Listeria phages have also been able to inhibit Listeria growth on artificially contaminated samples,²⁵ even when immobilized on cellulose membranes and used for packaging of ready-to-eat and raw meat products.

Zink and Loessner have described the presence of lytic particles in Listeria cultures, termed monocins.^64,65 These substances are produced from up to 70% of all Listeria cultures and they inhibit other Listeria. Monocins resemble phage tail structures and result from the presence of incomplete, cryptic prophages. The tail associated lytic proteins (used during infection for cell wall penetration) are toxic to certain Listeria species and act as biocins.
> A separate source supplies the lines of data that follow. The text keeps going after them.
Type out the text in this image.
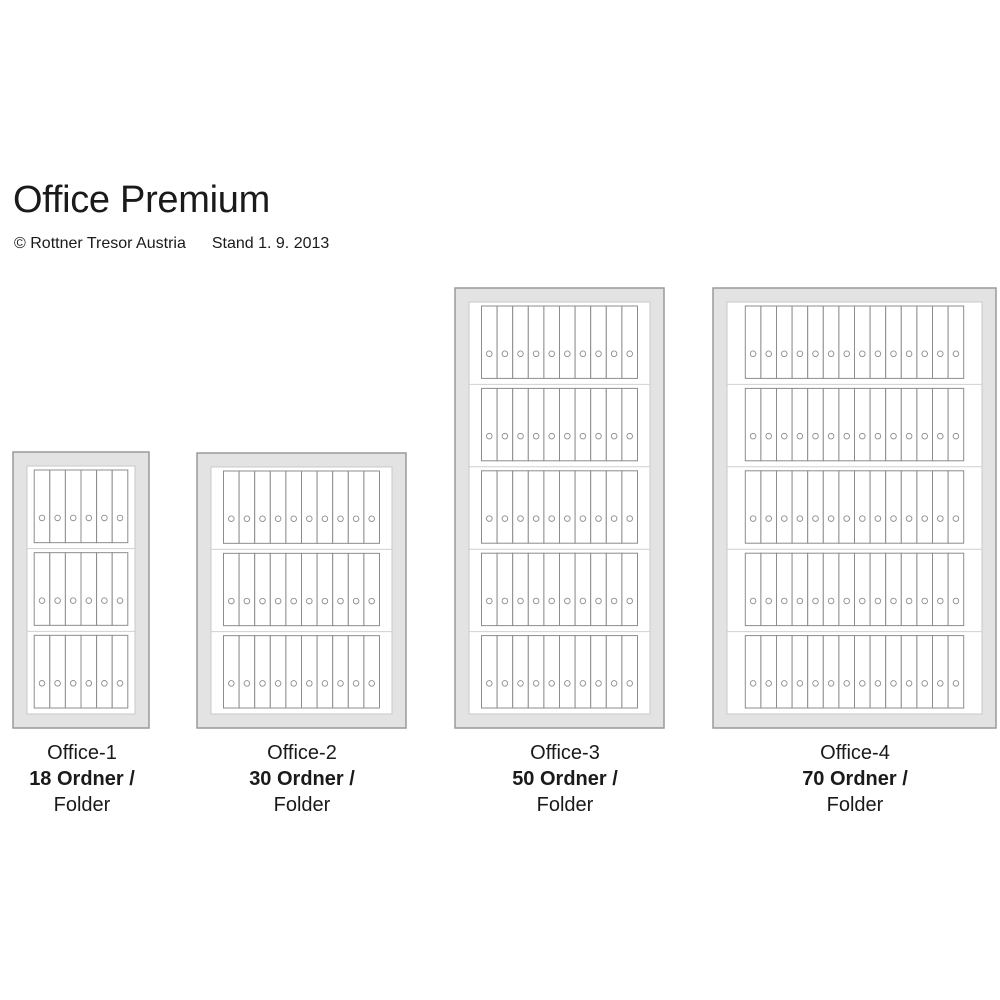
Office Premium
© Rottner Tresor Austria Stand 1. 9. 2013
Office-1
18 Ordner /
Folder
Office-2
30 Ordner /
Folder
Office-3
50 Ordner /
Folder
Office-4
70 Ordner /
Folder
The “monocin locus”, a cryptic prophage region including the lma genes is conserved in all L. monocytogenes lineages and also present in L. innocua.^38,66 Many monocine-like substances are found in other genera of bacteria, e.g., the “pyocins” of Pseudomonads.⁶⁷ Currently, renewed interest in monocin/pyocin-like substances for biocontrol of pathogenic bacteria is evident.^68-70

Another biocontrol and detection strategy is using recombinant phage-encoded peptidoglycan hydrolases (endolysins) instead of infective virus. The potential of bacteriophage-derived endolysins in controlling foodborne pathogens has been subject of several reviews, e.g., ref. 71. However, systematic studies are lacking. Listeria phage endolysins bear potential as disinfection agent, similar to what has been done in control of Streptococcus equi⁷² and other Gram-positives.^73,74 The regulatory approval for protein based disinfectants may be less challenging than approval of a virus-based food additive.

Over the past decade, molecular details of Listeria phage endolysins have been elucidated. The crystal structure of two of them is known,^75,76 and their generally modular composition and binding ligands on target cells are intensively studied.^77-81 Cell wall binding domains of the endolysins have been used to decorate Listeria with fluorescent labels, in order to discriminate them in mixed bacterial culture.⁷⁸ These CBD binding domains have also been used for immobilization of Listeria cells, following coating on paramagnetic beads and specific capture of Listeria cells from milk and other matrices, followed by plating or real-time PCR quantification.^82,83

In conclusion, bacteriophages do not only play an important role in Listeria genome plasticity and evolution, but offer a large and versatile toolbox for development of novel detection and biocontrol methods for Listeria, based on infective viruses, genetically modified phage, and native or recombinant phage-encoded enzymes.

Citation: Klumpp J, Loessner MJ. Listeria phages: Genomes, evolution, and application. Bacteriophage 2013; 3:e26861; 10.4161/bact.26861

Disclosure of Potential Conflicts of Interest

No potential conflicts of interest were disclosed.